In order to avoid “slabbing” Baby Boomers together, Fallick spoke about six retirement tribes as a way to learn how to tailor information for the age demographic.

“We partnered with the Australia Institute in March and created six retirement tribes in an effort to stop just slabbing this group of people together so that is defined by income, by couple or single, and by whether you own your own home or renter.

“Old people don’t want to be told they’re old, they want you to talk about a topic.”

She said starting events, such as YourLifeChoices’ two retirement boot camps this year – will help marketers have better conversations.

“Marketing – its intergenerational…so show as we are, not the old couple out on a limb, isolated.”

Also in the session, Tim Duggan, publisher at Junkee Media, said the history of being around for a long time – something of great value to financial services – was not important to Millennials.

“Year after year the most important quality that young Australians live for is a quality product, the second-most-important thing is acting ethically and with integrity, and the least important thing is having the history of being around for a long time,” he said.

Brands need to stop interrupting what people are interested in, says Duggan (centre)

“Financial services in particular, the fact they’ve been around for a long time is part of the core of who they are and that might resonate really well with people who want security, but young Australians just want the app to work, they want to be fast.”
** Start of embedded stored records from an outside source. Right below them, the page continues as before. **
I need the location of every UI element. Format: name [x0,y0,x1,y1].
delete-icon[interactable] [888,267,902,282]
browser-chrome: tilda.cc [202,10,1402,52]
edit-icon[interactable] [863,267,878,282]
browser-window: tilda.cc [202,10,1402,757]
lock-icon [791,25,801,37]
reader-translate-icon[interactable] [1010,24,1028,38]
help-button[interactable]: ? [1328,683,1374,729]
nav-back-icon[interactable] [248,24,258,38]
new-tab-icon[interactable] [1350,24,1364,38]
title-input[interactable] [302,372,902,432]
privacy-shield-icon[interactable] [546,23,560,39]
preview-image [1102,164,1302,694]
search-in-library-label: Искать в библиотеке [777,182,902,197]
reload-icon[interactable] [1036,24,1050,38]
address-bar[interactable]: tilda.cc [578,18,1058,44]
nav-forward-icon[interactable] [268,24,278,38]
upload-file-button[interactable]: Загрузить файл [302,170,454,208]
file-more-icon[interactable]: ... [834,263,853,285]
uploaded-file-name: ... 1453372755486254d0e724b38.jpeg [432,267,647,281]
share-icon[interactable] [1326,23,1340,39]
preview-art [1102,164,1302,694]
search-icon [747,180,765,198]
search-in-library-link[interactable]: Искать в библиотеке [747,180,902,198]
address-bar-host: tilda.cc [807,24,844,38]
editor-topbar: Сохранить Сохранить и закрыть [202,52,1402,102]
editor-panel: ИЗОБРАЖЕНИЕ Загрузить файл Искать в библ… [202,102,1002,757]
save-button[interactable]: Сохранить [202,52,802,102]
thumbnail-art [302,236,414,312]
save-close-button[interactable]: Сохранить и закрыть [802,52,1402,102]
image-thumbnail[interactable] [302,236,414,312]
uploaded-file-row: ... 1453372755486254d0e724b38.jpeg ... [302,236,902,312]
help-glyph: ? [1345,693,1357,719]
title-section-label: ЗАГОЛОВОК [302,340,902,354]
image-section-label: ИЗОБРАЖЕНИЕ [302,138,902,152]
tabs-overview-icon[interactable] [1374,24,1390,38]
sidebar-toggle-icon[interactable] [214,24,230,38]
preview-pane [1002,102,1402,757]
Commenting on ways to find out more about Millennials, Duggan told the audience to be more relevant and interesting.

“How do you find what people are interested in? Do research, speak to experts, once you find what they are interested in, then you create content for them, you create ads for them, sometime ads are content – the whole thing is blurring.

“The philosophy we live and die by is that brands need to stop interrupting what people are interested in, and actually be what people are interested in.”